Jesus é a visita libertadora de Deus aos porões da humanidade!
Com a presença de Jesus,
a casa de André e Pedro se converte em espaço de acolhida e cura. Jesus
desconhece a separação rígida entre espaço público e espaço privado. Sua ação
libertadora não respeita fronteiras: supera a oposição entre religião e
política; faz menos da divisão entre espaço público e espaço privado; une
oração e ação; não respeita a prioridade aos homens em detrimento das mulheres;
vai além do moralismo que impõe o respeito às autoridades e faz pouco caso do
povo simples; e assim por diante.
Na casa de Pedro e André,
Jesus fica sabendo que a sogra do primeiro estava acamada. Aquela mulher
anônima é o símbolo da humanidade oprimida por doenças, dominações e doutrinas
que discriminam e condenam. Relegadas ao mundo privado, quando adoeciam as
mulheres eram ainda mais segregadas, inclusive no próprio espaço doméstico. Ao
machismo se juntava a ideologia da impureza. E isso sem falar na visão
preconceituosa que até entre nós recai sobre a figura da sogra.
Jesus não faz pouco
caso daquilo que seria uma simples febre, não faz de menos por ser a doente uma
mulher, nem espera que a conduzam a ele. “Jesus foi onde ela estava, segurou a
sua mão e ajudou-a a se levantar.” Este gesto de Jesus é uma espécie de
parábola de um Deus que se aproxima da humanidade oprimida para tomá-la pela
mão e firmá-la sobre os próprios pés. Num mundo no qual predominava a figura
masculina, Jesus se importa com a febre de uma mulher. E mais: rompe as
barreiras culturais e toca no corpo de uma pessoa doente.
O gesto de Jesus não
se restringe a isso. Numa sociedade que sujeita os mais fracos e mantém
multidões na dependência frente aos que detém o poder, Jesus ajuda o povo
caminhar com os próprios pés. Aquela mulher, que antes estava segregada e
dependente por causa da doença, se descobre livre e capaz de servir. “Então a
febre deixou a mulher e ela começou a servi-los.” E não se trata de um simples
serviço subalterno ao qual desde muito e são submetidas as mulheres. Ao servir
Jesus e os presentes, a sogra de Pedro exerce a diaconia emancipada, característica
dos discípulos e discípulas de Jesus.
O episódio deixa a
impressão de que Jesus até desrespeita a casa dos seus amigos, e a transforma
em lugar de resgate da dignidade e da autonomia de um povo cansado e abatido,
doente e oprimido. “À tarde, depois do pôr-do-sol, levavam a Jesus todos os
doentes e os que estavam possuídos pelo demônio. A cidade inteira se reuniu na
frente da casa...” Como diz o salmista, Deus “cura os corações despedaçados e
cuida dos seus ferimentos”. Jesus não se cansa de atender às necessidades das
pessoas desamparadas e lhes devolve a possibilidade de cidadania e de vida
plena, de um bom viver.
Mas é evidente que
Jesus não está receitando um simples tratamento para as doenças, pois não é
enfermeiro nem médico. A descoberta e distribuição de uma vacina não acaba com
a pandemia! Ele cura, ou seja, reintegra plenamente as pessoas no convívio
social, mesmo que isso signifique negar radicalmente as leis que separam e
excluem os doentes, considerados impuros e culpados pelo próprio mal-estar.

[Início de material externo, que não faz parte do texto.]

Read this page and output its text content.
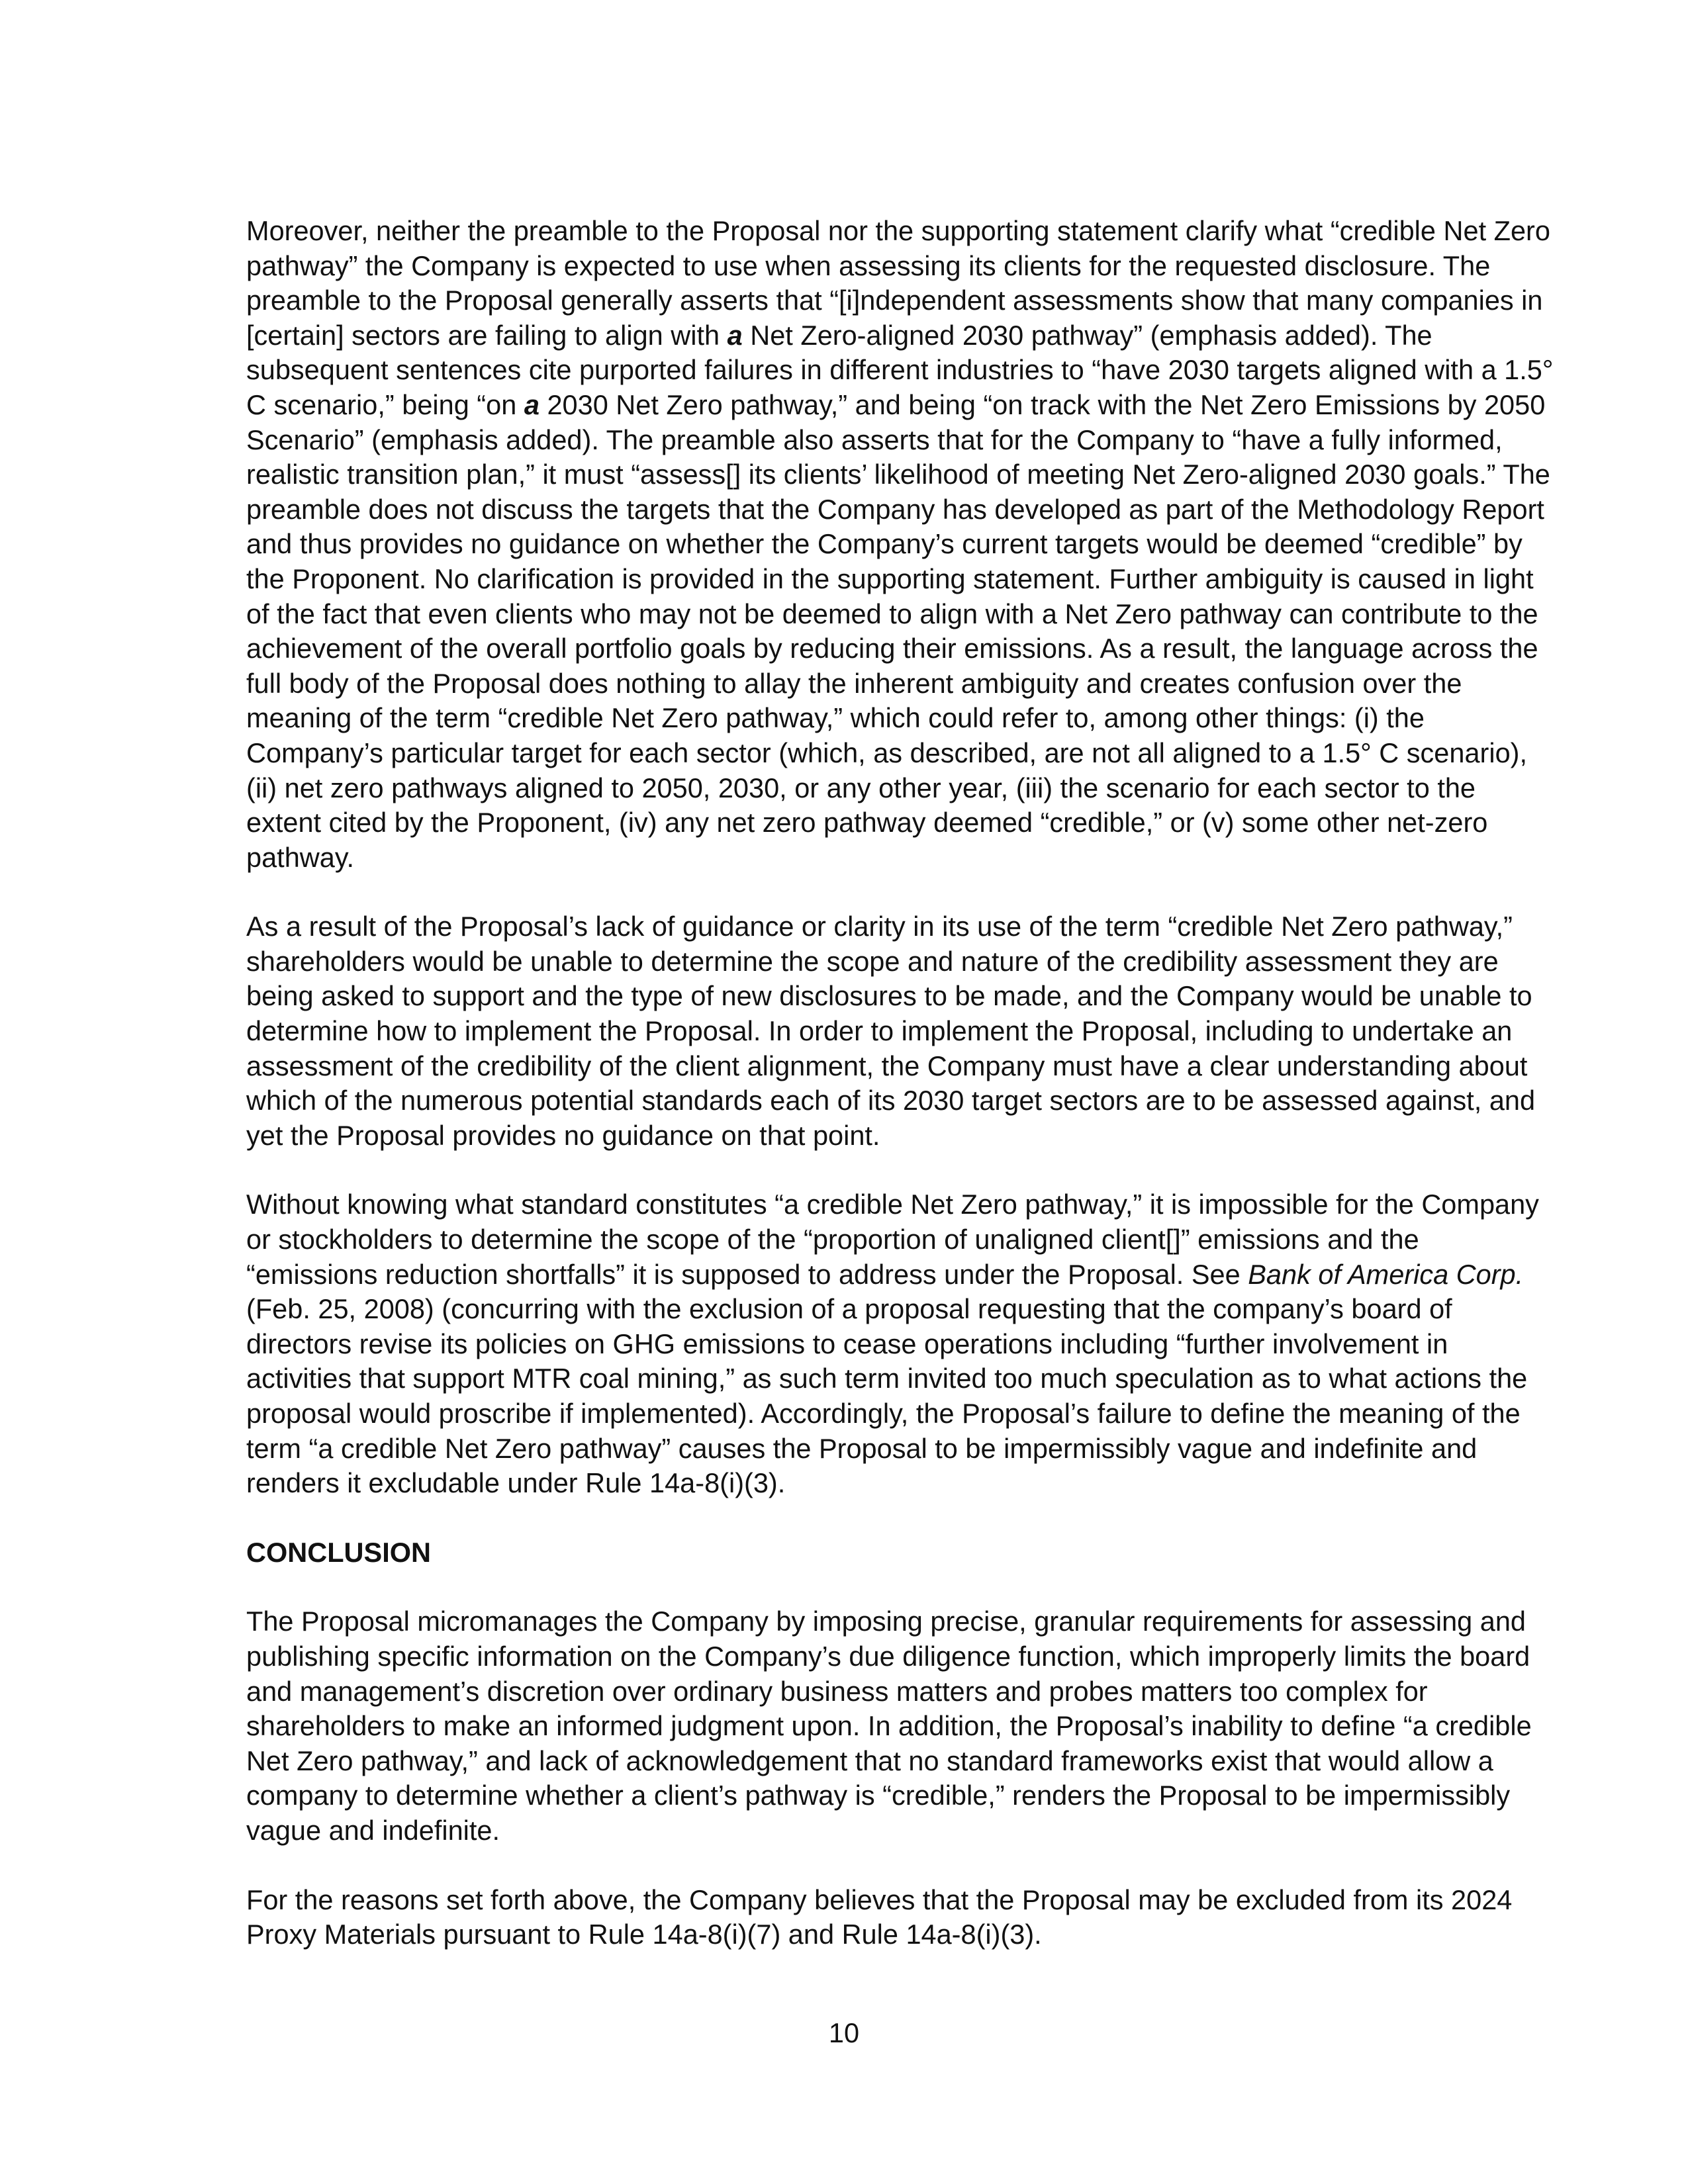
Moreover, neither the preamble to the Proposal nor the supporting statement clarify what “credible Net Zero pathway” the Company is expected to use when assessing its clients for the requested disclosure. The preamble to the Proposal generally asserts that “[i]ndependent assessments show that many companies in [certain] sectors are failing to align with a Net Zero-aligned 2030 pathway” (emphasis added). The subsequent sentences cite purported failures in different industries to “have 2030 targets aligned with a 1.5° C scenario,” being “on a 2030 Net Zero pathway,” and being “on track with the Net Zero Emissions by 2050 Scenario” (emphasis added). The preamble also asserts that for the Company to “have a fully informed, realistic transition plan,” it must “assess[] its clients’ likelihood of meeting Net Zero-aligned 2030 goals.” The preamble does not discuss the targets that the Company has developed as part of the Methodology Report and thus provides no guidance on whether the Company’s current targets would be deemed “credible” by the Proponent. No clarification is provided in the supporting statement. Further ambiguity is caused in light of the fact that even clients who may not be deemed to align with a Net Zero pathway can contribute to the achievement of the overall portfolio goals by reducing their emissions. As a result, the language across the full body of the Proposal does nothing to allay the inherent ambiguity and creates confusion over the meaning of the term “credible Net Zero pathway,” which could refer to, among other things: (i) the Company’s particular target for each sector (which, as described, are not all aligned to a 1.5° C scenario), (ii) net zero pathways aligned to 2050, 2030, or any other year, (iii) the scenario for each sector to the extent cited by the Proponent, (iv) any net zero pathway deemed “credible,” or (v) some other net-zero pathway.

As a result of the Proposal’s lack of guidance or clarity in its use of the term “credible Net Zero pathway,” shareholders would be unable to determine the scope and nature of the credibility assessment they are being asked to support and the type of new disclosures to be made, and the Company would be unable to determine how to implement the Proposal. In order to implement the Proposal, including to undertake an assessment of the credibility of the client alignment, the Company must have a clear understanding about which of the numerous potential standards each of its 2030 target sectors are to be assessed against, and yet the Proposal provides no guidance on that point.

Without knowing what standard constitutes “a credible Net Zero pathway,” it is impossible for the Company or stockholders to determine the scope of the “proportion of unaligned client[]” emissions and the “emissions reduction shortfalls” it is supposed to address under the Proposal. See Bank of America Corp. (Feb. 25, 2008) (concurring with the exclusion of a proposal requesting that the company’s board of directors revise its policies on GHG emissions to cease operations including “further involvement in activities that support MTR coal mining,” as such term invited too much speculation as to what actions the proposal would proscribe if implemented). Accordingly, the Proposal’s failure to define the meaning of the term “a credible Net Zero pathway” causes the Proposal to be impermissibly vague and indefinite and renders it excludable under Rule 14a-8(i)(3).

CONCLUSION

The Proposal micromanages the Company by imposing precise, granular requirements for assessing and publishing specific information on the Company’s due diligence function, which improperly limits the board and management’s discretion over ordinary business matters and probes matters too complex for shareholders to make an informed judgment upon. In addition, the Proposal’s inability to define “a credible Net Zero pathway,” and lack of acknowledgement that no standard frameworks exist that would allow a company to determine whether a client’s pathway is “credible,” renders the Proposal to be impermissibly vague and indefinite.

For the reasons set forth above, the Company believes that the Proposal may be excluded from its 2024 Proxy Materials pursuant to Rule 14a-8(i)(7) and Rule 14a-8(i)(3).

10
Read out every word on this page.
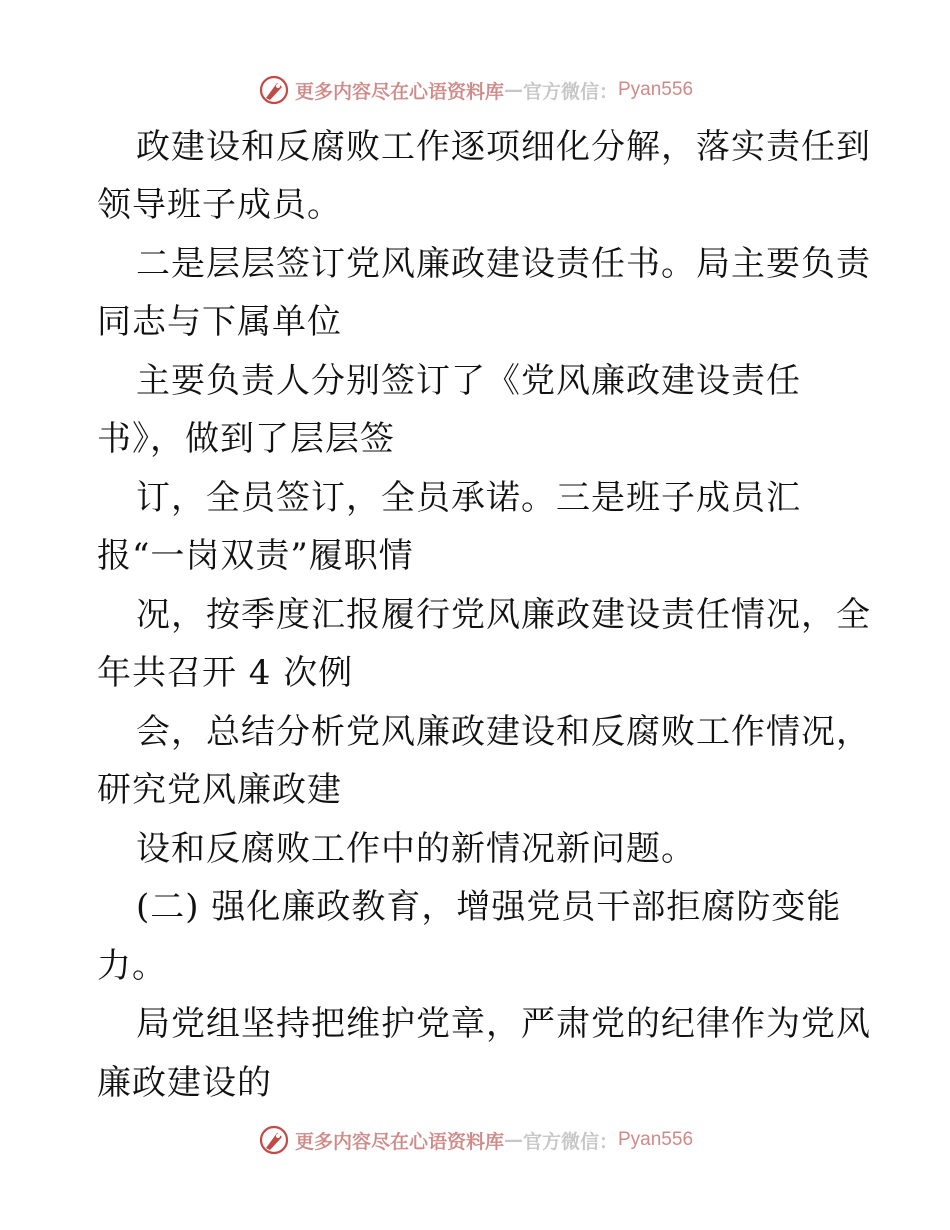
更多内容尽在心语资料库 — 官方微信： Pyan556
政建设和反腐败工作逐项细化分解，落实责任到
领导班子成员。
二是层层签订党风廉政建设责任书。局主要负责
同志与下属单位
主要负责人分别签订了《党风廉政建设责任
书》，做到了层层签
订，全员签订，全员承诺。三是班子成员汇
报“一岗双责”履职情
况，按季度汇报履行党风廉政建设责任情况，全
年共召开 4 次例
会，总结分析党风廉政建设和反腐败工作情况，
研究党风廉政建
设和反腐败工作中的新情况新问题。
(二) 强化廉政教育，增强党员干部拒腐防变能
力。
局党组坚持把维护党章，严肃党的纪律作为党风
廉政建设的
更多内容尽在心语资料库 — 官方微信： Pyan556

Mas, devolver ao povo a dignidade e autonomia que lhe pertence é um trabalho
exigente, e corremos o risco de imaginar-nos autossuficientes, ou de reduzir as
pessoas às suas necessidades e carências. E é aqui que entra a oração.
É necessário tomar
distância para inserirmo-nos de modo coerente e profundo na missão. Jesus não
se deixou envolver pela fama, nem ser dominado pelo que parecia mais urgente.
“Todos estão te procurando...” Ele sabe distinguir aquilo que é urgente e o que
é essencial. “Quando ainda estava escuro, Jesus se levantou e foi rezar num
lugar deserto.” Para Jesus, a oração nunca foi álibi para não se importar com
as necessidades do povo, mas seu jeito próprio de manter abertura a todos. A
oração foi também a pedagogia que o ajudou a centrar a vida na vontade do Pai,
nas pessoas necessitadas, e não em si mesmo ou em sua fama.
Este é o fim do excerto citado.